The National Anti-Profiteering Authority (NAA) is the statutory mechanism under GST law to check the unfair profiteering activities by the registered suppliers under GST law. The Authority’s core function is to ensure that the commensurate benefits of the reduction in GST rates on goods and services done by the GST Council and of the Input tax credit are passed on to the recipients by way of commensurate reduction in the prices by the suppliers.

Facts of the Case:

  • It was alleged that the Respondent, Dough Maker India had committed the profiteering in respect of restaurant service, despite the reduction in the rate of GST from 18% to 5% w.e.f. November 15, 2017.
  • It was alleged that Respondent had increased the base prices of his products and had not passed on the benefit of reduction in the GST rate from 18% to 5% w.e.f. November 15, 2017, affected vide Notification No. 46/2017-Central Tax (Rate) dated 14.11.2017 by way of commensurate reduction in prices, in terms of Section 171 of the CGST Act, 2017.
  • The summary sheet of the extent of profiteering was prepared by Applicant which was also enclosed with the reference received from the Standing Committee on Anti-profiteering.
  • The issue was examined by the Maharashtra State Screening Committee and upon being prima facie satisfied that Respondent had contravened the provisions of Section 171 of the CGST Act, 2017, it forwarded the said complaint with its recommendation to the Standing Committee on Anti-profiteering for further action vide its letter.
  • In NAA hearings, restaurants argued that their costs shot up due to denial of ITC, but many orders went against business owners in such cases.
  • Further, NAA also did not consider the argument that prices were reduced more than the corresponding rates on some items while not on others, so the net effect was of passing the benefit.
  • It relied on the stance that price cuts should be uniform on all items in accordance with the rate cut.
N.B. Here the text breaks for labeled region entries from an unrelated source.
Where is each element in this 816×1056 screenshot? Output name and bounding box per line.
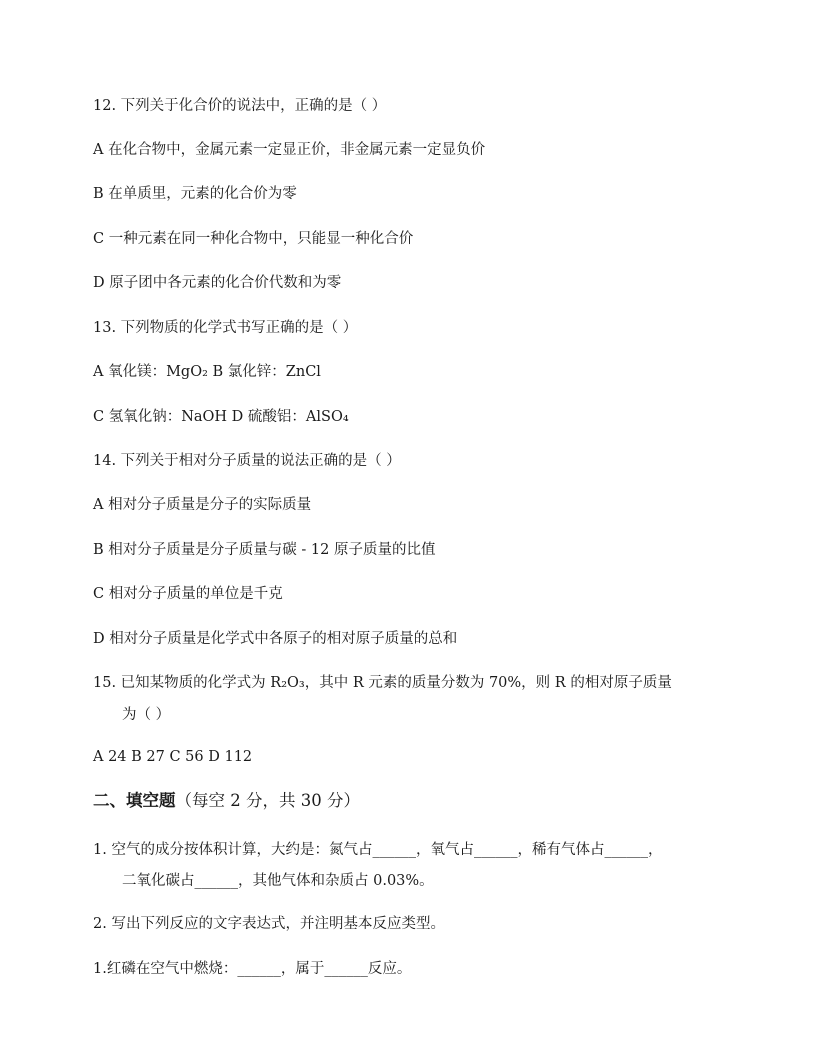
question-12-option-b: B 在单质里，元素的化合价为零 bbox=[93, 186, 297, 202]
question-12-stem: 12. 下列关于化合价的说法中，正确的是（ ） bbox=[93, 98, 387, 114]
fill-question-1-line1: 1. 空气的成分按体积计算，大约是：氮气占______，氧气占______，稀有气体占______， bbox=[93, 842, 663, 858]
fill-question-1-line2: 二氧化碳占______，其他气体和杂质占 0.03%。 bbox=[122, 873, 434, 889]
question-12-option-a: A 在化合物中，金属元素一定显正价，非金属元素一定显负价 bbox=[93, 142, 486, 158]
fill-question-2-sub1: 1.红磷在空气中燃烧：______，属于______反应。 bbox=[93, 961, 412, 977]
question-14-option-b: B 相对分子质量是分子质量与碳 - 12 原子质量的比值 bbox=[93, 542, 436, 558]
question-15-stem-line2: 为（ ） bbox=[122, 707, 171, 723]
section-2-heading bbox=[93, 791, 360, 811]
section-2-score-note: （每空 2 分，共 30 分） bbox=[175, 791, 360, 810]
question-14-option-c: C 相对分子质量的单位是千克 bbox=[93, 586, 283, 602]
question-14-option-a: A 相对分子质量是分子的实际质量 bbox=[93, 497, 312, 513]
section-2-title: 二、填空题 bbox=[93, 791, 176, 810]
fill-question-2: 2. 写出下列反应的文字表达式，并注明基本反应类型。 bbox=[93, 916, 445, 932]
question-14-stem: 14. 下列关于相对分子质量的说法正确的是（ ） bbox=[93, 453, 401, 469]
question-13-stem: 13. 下列物质的化学式书写正确的是（ ） bbox=[93, 320, 358, 336]
question-15-options: A 24 B 27 C 56 D 112 bbox=[93, 749, 253, 765]
question-12-option-d: D 原子团中各元素的化合价代数和为零 bbox=[93, 275, 342, 291]
question-13-options-ab: A 氧化镁：MgO₂ B 氯化锌：ZnCl bbox=[93, 364, 321, 380]
question-12-option-c: C 一种元素在同一种化合物中，只能显一种化合价 bbox=[93, 231, 414, 247]
question-15-stem-line1: 15. 已知某物质的化学式为 R₂O₃，其中 R 元素的质量分数为 70%，则 R 的相对原子质量 bbox=[93, 675, 672, 691]
question-13-options-cd: C 氢氧化钠：NaOH D 硫酸铝：AlSO₄ bbox=[93, 409, 349, 425]
question-14-option-d: D 相对分子质量是化学式中各原子的相对原子质量的总和 bbox=[93, 631, 458, 647]
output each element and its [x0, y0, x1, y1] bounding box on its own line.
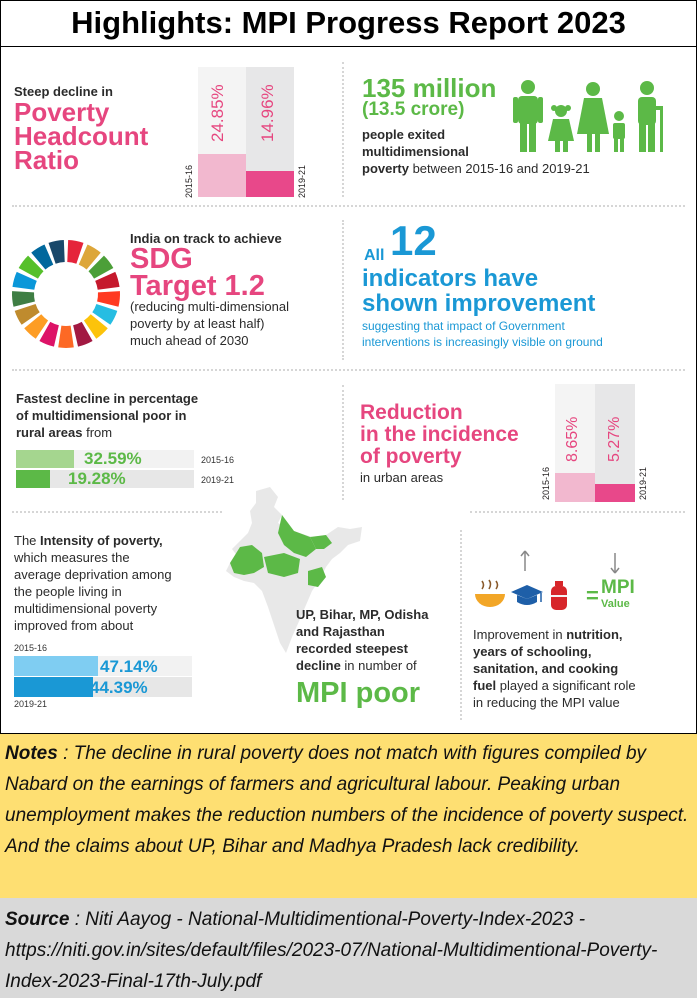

Anti-profiteering measures under GST

  • According to Section 171 of the CGST Act, any reduction in rate of tax on any supply of goods or services or the benefit of input tax credit shall be passed on to the recipient by way of commensurate reduction in prices.
  • The Central Government may, on recommendations of the Council, by notification, constitute an Authority, or empower an existing Authority constituted under any law for the time being in force, to examine whether input tax credits availed by any registered person or the reduction in the tax rate have actually resulted in a commensurate reduction in the price of the goods or services or both supplied by him.
  • However, no penalty shall be leviable if the profiteered amount is deposited within thirty days of the date of passing of the order by the Authority. 
  • The expression “profiteered” means the amount determined on account of not passing the benefit of reduction in rate of tax on supply of goods or services or both or the benefit of input tax credit to the recipient by way of commensurate reduction in the price of the goods or services or both.

Observations of The National Anti-Profiteering Authority

  • The Respondent had denied the benefit of tax reduction to the customers in contravention of the provisions of Section 171(1) of the CGST Act, 2017 and he had thus committed an offence under Section 171(3A).
  • Therefore, the AAR said that the respondent was liable for imposition of penalty under the provisions of the above Section.
  • However, since the provisions of Section 171 (3A) came into force w.e.f. January 1, 2020 whereas the period during which violation had occurred is w.e.f. July 1, 2017 to March 31, 2019, hence the penalty prescribed could not be imposed on Respondent retrospectively.
  • The Authority as per Rule 136 of the CGST Rules 2017 directed the Commissioners of CGST/SGST to monitor this order under the supervision of the DGAP by ensuring that the amount profiteered by Respondent as ordered by this Authority is deposited in the CWFs of the Central and the State Governments.
  • A report in compliance of this order shall be submitted to this Authority by the concerned Commissioner within 4 months.

NAA was established in November 2017 as a forum to ensure firms passed on the benefit of GST rate cuts to consumers. Over 400 items have seen rate revision since GST was launched in July 2017. The government also extended the original two-year tenure of the body in 2019.